The following is extracted from my draft of Chapter 2 of the 2nd Edition of MetaAutomation, due out in February or March. Interested engineers can also check out http://MetaAutomation.net, and the working samples there that illustrate the radical benefits of MetaAutomation.
Paradigm Shift 1: Automated Verifications, aka Checks, Are Very Different from the Manual Test Role
Traditional model: automated tests are just like manual tests, but faster.
New paradigm: automated verifications are different from manual testing in almost every way.
Paradigm Shift 2: Focusing Checks On Their Unique, Important Capabilities Vastly Increases Business Value
Traditional model: Manual test cases, and automation of same, provide the model and limits for measuring quality.
New paradigm: When quality automation moves away from focusing on making the system under test do stuff and towards measuring and communicating quality, it can provide much greater business value than with current practices.
Paradigm Shift 3: Checks are Bounded in Time, Enabling Structured Artifacts
Traditional model: Checks generate logs, just like any other ongoing process.

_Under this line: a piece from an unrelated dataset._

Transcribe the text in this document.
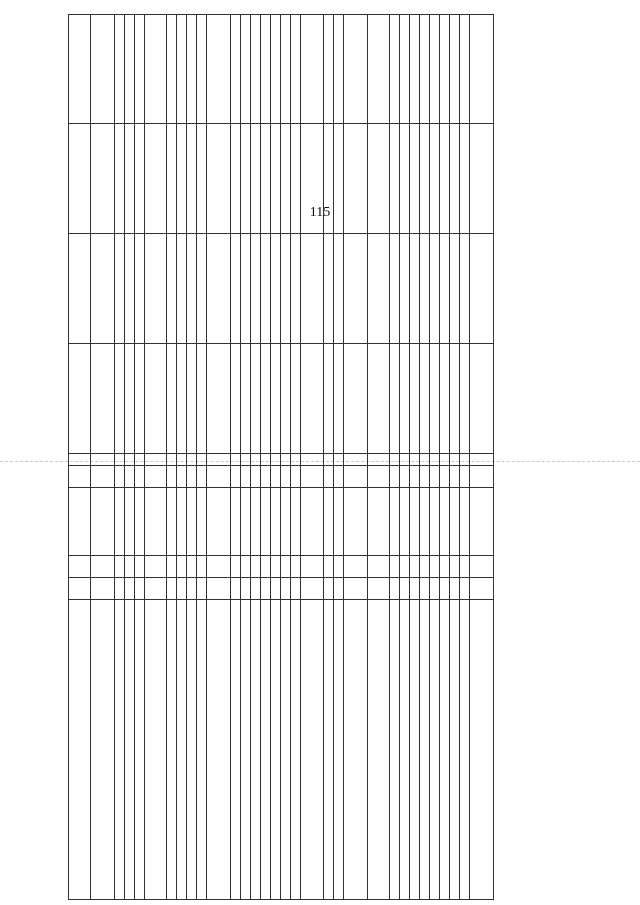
115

New paradigm: Time-bound checks enable robust, structured artifacts with self-documenting steps, vastly increasing the value of the check artifacts.
Paradigm Shift 4: Hierarchical Steps Give Transparency, Robustness, and Flexibility
Traditional model: Check steps are a linear list.
New paradigm: Check steps can be self-documenting and hierarchical, enabling business-facing steps as parents and technology-facing steps as children.
Paradigm Shift 5: The Internet of Things is Distributed, So Measure Quality That Way Too
Traditional model: Automation of a product is limited to one tier for any given check.
New paradigm: Structured data allow any check to manipulate and measure across any number of tiers, enabling end-to-end checks for the Internet of Things.
Paradigm Shift 6: Better Quality Data leads to Quality Power Across the Team and Across the SDLC
Traditional model: Checks described with business-facing terms allow all team members to consume results, but require the QA role to maintain and hide the details of what’s going on.
New paradigm: With hierarchical self-documenting check steps, nothing is hidden and everything is exposed to any team member that wishes to drill down from business-facing parent steps to the child-most steps that describe atomic operations on the product.